— Ты не убьешь меня, Томский! — прошипел Желтый, извиваясь всем телом. — Ты не сможешь. Ведь я — это ты! Мы — одно целое!
— Придется разделить.
Наклонившись, Толя поднял Желтого и швырнул его на дрезину, после чего толкнул ее ногой. Колеса пришли в движение. Дрезина покатилась навстречу бешено прыгающим языкам пламени. Желтый корчился, пытаясь скатиться с платформы, но было слишком поздно: чертову колымагу и ее пассажира поглотил огонь. Желтый, темная половина Томского, его персональный мистер Хайд, отправилась в свой персональный ад.
Толя поднял руку, собираясь смахнуть катившиеся в глаза капли пота, но не смог этого сделать: рука одеревенела. Скосив глаза, Томский увидел, что рукав набух от крови. У ног растеклась багровая лужа. Голова закружилась. Толя упал на одно колено.
— Ну вот, я всегда знал: девятиграммовая свинцовая пилюля — прекрасное лекарство от гордыни. На колени, Томский, или я прострелю тебе ногу, которую ты не желаешь сгибать!
* * *
Голос Чеслава. Жуткая боль в плече. Он вновь стал человеком.

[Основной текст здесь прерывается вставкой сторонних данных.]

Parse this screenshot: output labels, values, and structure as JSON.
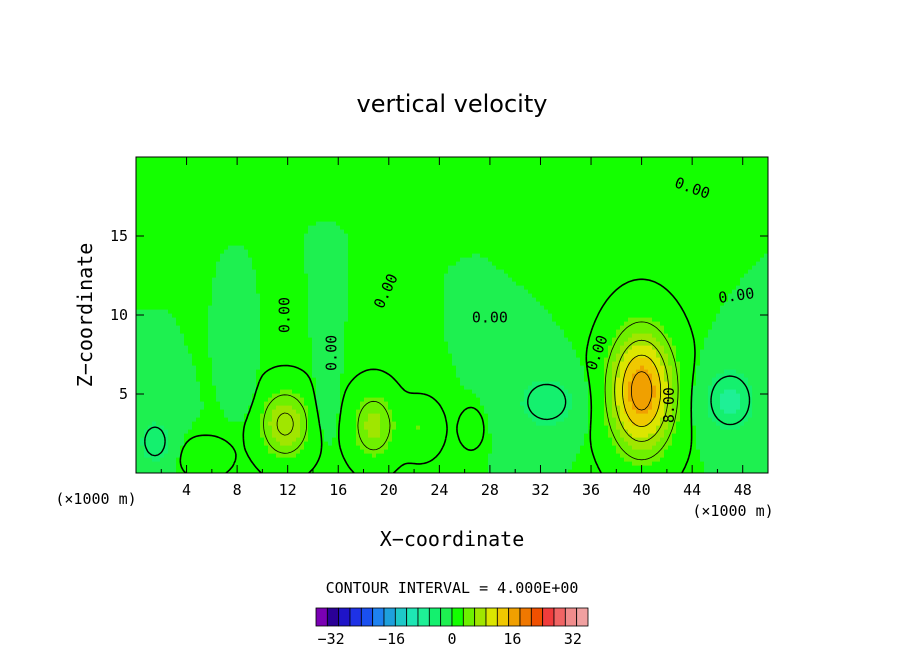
{
  "chart_data": {
    "type": "heatmap",
    "title": "vertical velocity",
    "xlabel": "X−coordinate",
    "ylabel": "Z−coordinate",
    "x_unit": "(×1000 m)",
    "xlim": [
      0,
      50
    ],
    "ylim": [
      0,
      20
    ],
    "x_ticks": [
      4,
      8,
      12,
      16,
      20,
      24,
      28,
      32,
      36,
      40,
      44,
      48
    ],
    "y_ticks": [
      5,
      10,
      15
    ],
    "contour_interval_text": "CONTOUR INTERVAL = 4.000E+00",
    "contour_interval": 4,
    "contour_labels": [
      {
        "text": "0.00",
        "x": 44,
        "y": 18.0,
        "angle": 20
      },
      {
        "text": "0.00",
        "x": 47.5,
        "y": 11.2,
        "angle": -8
      },
      {
        "text": "0.00",
        "x": 19.8,
        "y": 11.5,
        "angle": -65
      },
      {
        "text": "0.00",
        "x": 28,
        "y": 9.8,
        "angle": 0
      },
      {
        "text": "0.00",
        "x": 11.8,
        "y": 10.0,
        "angle": -90
      },
      {
        "text": "0.00",
        "x": 15.5,
        "y": 7.6,
        "angle": -90
      },
      {
        "text": "0.00",
        "x": 36.5,
        "y": 7.6,
        "angle": -70
      },
      {
        "text": "8.00",
        "x": 42.2,
        "y": 4.3,
        "angle": -90
      }
    ],
    "features": [
      {
        "name": "updraft",
        "x_center": 40.0,
        "z_center": 5.2,
        "x_radius": 3.0,
        "z_radius": 4.5,
        "peak": 18
      },
      {
        "name": "updraft",
        "x_center": 11.8,
        "z_center": 3.1,
        "x_radius": 2.4,
        "z_radius": 2.6,
        "peak": 9
      },
      {
        "name": "updraft",
        "x_center": 18.8,
        "z_center": 3.0,
        "x_radius": 2.1,
        "z_radius": 2.6,
        "peak": 7
      },
      {
        "name": "updraft",
        "x_center": 22.5,
        "z_center": 2.8,
        "x_radius": 1.8,
        "z_radius": 1.9,
        "peak": 3
      },
      {
        "name": "updraft",
        "x_center": 5.5,
        "z_center": 1.0,
        "x_radius": 2.0,
        "z_radius": 1.2,
        "peak": 3
      },
      {
        "name": "updraft",
        "x_center": 26.5,
        "z_center": 2.8,
        "x_radius": 1.0,
        "z_radius": 1.3,
        "peak": 2
      },
      {
        "name": "downdraft",
        "x_center": 47.0,
        "z_center": 4.6,
        "x_radius": 2.6,
        "z_radius": 2.6,
        "peak": -7
      },
      {
        "name": "downdraft",
        "x_center": 32.5,
        "z_center": 4.5,
        "x_radius": 3.0,
        "z_radius": 2.2,
        "peak": -6
      },
      {
        "name": "downdraft",
        "x_center": 1.5,
        "z_center": 2.0,
        "x_radius": 1.6,
        "z_radius": 1.8,
        "peak": -6
      },
      {
        "name": "downdraft",
        "x_center": 8.5,
        "z_center": 5.5,
        "x_radius": 1.0,
        "z_radius": 2.0,
        "peak": -2
      },
      {
        "name": "downdraft",
        "x_center": 15.0,
        "z_center": 4.5,
        "x_radius": 1.0,
        "z_radius": 2.5,
        "peak": -2
      }
    ],
    "colorbar": {
      "tick_labels": [
        "−32",
        "−16",
        "0",
        "16",
        "32"
      ],
      "tick_values": [
        -32,
        -16,
        0,
        16,
        32
      ],
      "min": -36,
      "max": 36,
      "colors": [
        "#7a00b4",
        "#2a0096",
        "#1f14c8",
        "#1e32e6",
        "#1a50f0",
        "#1e82f0",
        "#1ea0dc",
        "#1ec8c8",
        "#1ee6b4",
        "#1ef096",
        "#14f06e",
        "#1ef050",
        "#14ff00",
        "#6ef000",
        "#a0e600",
        "#dce600",
        "#f0c800",
        "#f0a000",
        "#f07800",
        "#f05000",
        "#f03c3c",
        "#f06464",
        "#f08c8c",
        "#f0a0a0"
      ]
    }
  }
}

Толик поднял голову. Корбут целился в него из пистолета. В воздухе плавал пороховой дым. Все верно. Желтый не мог его ранить, поскольку не существовал в реальности. В отличие от бывшего коменданта Берилага. Он-то существовал, мог и прекрасно справился с задачей.
«При всем должном уважении, монстры из видений — одно, а убийца-психопат с пистолетом в руке — совсем другое. Его пуговицей на шнурке не проймешь. Тут надо что-то посолиднее…»

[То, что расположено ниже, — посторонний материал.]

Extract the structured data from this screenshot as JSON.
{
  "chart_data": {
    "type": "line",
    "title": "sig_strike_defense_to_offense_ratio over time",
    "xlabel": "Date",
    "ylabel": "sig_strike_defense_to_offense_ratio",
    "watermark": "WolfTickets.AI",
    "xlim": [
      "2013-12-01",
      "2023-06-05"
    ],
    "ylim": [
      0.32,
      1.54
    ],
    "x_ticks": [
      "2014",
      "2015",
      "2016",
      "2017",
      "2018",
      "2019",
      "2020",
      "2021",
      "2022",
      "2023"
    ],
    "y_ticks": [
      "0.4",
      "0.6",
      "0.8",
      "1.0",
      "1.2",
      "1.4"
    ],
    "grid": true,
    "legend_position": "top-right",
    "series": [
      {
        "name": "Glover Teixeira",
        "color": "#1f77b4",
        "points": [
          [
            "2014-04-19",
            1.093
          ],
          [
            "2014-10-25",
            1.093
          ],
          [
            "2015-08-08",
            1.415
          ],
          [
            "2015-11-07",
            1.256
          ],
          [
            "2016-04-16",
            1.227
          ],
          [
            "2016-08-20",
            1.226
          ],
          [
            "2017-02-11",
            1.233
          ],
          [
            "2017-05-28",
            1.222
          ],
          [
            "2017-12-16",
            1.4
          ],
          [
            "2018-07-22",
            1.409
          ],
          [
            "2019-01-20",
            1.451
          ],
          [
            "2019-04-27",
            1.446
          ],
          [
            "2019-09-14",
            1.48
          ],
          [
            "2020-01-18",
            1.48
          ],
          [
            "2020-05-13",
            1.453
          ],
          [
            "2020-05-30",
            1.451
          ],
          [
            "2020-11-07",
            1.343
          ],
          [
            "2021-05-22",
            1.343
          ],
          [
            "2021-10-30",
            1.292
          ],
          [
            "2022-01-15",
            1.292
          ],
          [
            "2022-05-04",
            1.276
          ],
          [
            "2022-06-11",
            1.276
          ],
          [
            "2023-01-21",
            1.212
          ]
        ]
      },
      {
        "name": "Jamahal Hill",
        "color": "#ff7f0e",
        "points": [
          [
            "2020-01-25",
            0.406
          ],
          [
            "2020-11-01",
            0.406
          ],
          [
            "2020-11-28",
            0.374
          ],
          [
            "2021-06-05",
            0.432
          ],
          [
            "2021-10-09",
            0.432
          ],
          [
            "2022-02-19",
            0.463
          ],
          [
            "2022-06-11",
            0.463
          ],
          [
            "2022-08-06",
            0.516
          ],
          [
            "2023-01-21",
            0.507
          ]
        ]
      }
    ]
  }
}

Нож! Пружинный арбалет Куницына! Поднять руку. Большим пальцем сдвинуть фиксатор. Нажать кнопку. Так мало и так много. Если приводить план в исполнение, то теперь. Еще совсем чуть-чуть, и он потеряет сознание из-за потери крови. Сейчас или никогда.

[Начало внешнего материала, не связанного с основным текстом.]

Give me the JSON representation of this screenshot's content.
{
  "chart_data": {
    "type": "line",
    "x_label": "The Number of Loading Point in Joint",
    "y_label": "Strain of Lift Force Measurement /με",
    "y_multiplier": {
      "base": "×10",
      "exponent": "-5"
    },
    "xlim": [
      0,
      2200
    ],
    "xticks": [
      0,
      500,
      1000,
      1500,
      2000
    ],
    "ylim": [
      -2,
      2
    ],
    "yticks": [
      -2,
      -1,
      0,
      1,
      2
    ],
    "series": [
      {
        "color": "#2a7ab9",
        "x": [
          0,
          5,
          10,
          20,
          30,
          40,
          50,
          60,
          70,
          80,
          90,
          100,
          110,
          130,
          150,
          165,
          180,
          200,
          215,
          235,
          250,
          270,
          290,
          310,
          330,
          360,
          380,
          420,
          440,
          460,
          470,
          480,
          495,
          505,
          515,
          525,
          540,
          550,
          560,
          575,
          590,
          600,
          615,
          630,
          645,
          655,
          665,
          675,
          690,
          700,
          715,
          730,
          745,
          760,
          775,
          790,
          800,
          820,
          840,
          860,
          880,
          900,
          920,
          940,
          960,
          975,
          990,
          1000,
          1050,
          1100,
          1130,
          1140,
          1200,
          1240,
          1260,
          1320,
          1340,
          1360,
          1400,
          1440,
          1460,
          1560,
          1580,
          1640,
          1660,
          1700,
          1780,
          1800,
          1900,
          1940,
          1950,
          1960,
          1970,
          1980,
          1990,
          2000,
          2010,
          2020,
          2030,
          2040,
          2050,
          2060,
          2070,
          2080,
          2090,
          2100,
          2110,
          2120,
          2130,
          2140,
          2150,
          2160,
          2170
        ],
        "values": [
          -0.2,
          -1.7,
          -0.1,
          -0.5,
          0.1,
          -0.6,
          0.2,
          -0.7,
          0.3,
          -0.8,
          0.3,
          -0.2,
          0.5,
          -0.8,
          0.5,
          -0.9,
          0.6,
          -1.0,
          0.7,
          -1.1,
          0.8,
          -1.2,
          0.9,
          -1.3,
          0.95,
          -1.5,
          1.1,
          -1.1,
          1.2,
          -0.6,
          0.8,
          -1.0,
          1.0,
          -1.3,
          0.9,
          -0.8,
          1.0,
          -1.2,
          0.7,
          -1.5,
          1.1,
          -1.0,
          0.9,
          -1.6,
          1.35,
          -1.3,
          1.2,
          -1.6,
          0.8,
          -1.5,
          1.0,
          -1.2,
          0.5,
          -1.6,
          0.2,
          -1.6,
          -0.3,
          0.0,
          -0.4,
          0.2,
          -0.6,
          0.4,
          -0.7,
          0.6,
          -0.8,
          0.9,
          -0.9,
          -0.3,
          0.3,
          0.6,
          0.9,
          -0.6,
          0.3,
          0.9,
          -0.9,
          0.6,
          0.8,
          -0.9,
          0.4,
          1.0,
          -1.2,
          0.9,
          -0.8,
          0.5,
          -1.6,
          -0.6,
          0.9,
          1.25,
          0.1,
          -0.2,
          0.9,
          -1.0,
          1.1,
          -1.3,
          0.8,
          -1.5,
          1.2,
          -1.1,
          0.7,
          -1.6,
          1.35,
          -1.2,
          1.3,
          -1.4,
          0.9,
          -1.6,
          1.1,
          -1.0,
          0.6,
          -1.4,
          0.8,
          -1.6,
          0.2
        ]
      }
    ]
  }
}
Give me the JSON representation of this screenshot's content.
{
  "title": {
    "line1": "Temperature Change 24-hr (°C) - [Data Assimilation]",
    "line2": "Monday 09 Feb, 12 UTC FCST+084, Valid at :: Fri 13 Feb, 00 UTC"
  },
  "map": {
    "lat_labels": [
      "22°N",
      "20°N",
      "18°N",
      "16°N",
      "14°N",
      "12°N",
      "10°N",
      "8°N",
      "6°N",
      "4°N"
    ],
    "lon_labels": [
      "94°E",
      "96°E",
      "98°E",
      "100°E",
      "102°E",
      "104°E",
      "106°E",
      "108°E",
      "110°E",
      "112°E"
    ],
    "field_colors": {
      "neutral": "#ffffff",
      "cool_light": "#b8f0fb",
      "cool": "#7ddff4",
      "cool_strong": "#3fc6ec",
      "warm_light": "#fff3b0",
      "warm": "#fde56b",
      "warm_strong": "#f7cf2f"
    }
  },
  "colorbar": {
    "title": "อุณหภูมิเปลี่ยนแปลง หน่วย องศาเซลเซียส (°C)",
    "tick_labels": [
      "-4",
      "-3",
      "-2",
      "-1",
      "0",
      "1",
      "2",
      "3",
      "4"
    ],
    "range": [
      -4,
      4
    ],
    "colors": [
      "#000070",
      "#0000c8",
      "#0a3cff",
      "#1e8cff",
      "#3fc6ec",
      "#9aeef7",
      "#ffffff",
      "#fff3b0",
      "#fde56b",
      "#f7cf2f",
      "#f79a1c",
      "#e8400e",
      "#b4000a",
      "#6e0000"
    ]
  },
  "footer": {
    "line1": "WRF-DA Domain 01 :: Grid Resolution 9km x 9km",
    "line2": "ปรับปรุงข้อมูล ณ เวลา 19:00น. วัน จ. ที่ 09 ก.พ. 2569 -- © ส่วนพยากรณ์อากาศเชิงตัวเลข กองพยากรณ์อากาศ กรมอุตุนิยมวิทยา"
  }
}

Не сводя глаз с Чеслава, Томский поднял руку. Какой будет ответная реакция? Выстрел в голову или…
Корбут расплылся в улыбке. По всей видимости, он воспринял жест как просьбу продлить переговоры или даже, чем черт не шутит, пощады.
Нож скользнул в ладонь. Нащупывая фиксатор, Толик тоже улыбнулся в надежде отвлечь Чеслава. Не тут-то было: Корбут обладал звериным чутьем на подобные штуки. Он почувствовал неладное, но не успел разгадать, в чем подвох. Прежде чем враг смог что-либо сделать, лязгнула пружина. Белой молнией сверкнуло лезвие. Томский целился между глаз и промахнулся совсем немного. Клинок вонзился Корбуту в горло.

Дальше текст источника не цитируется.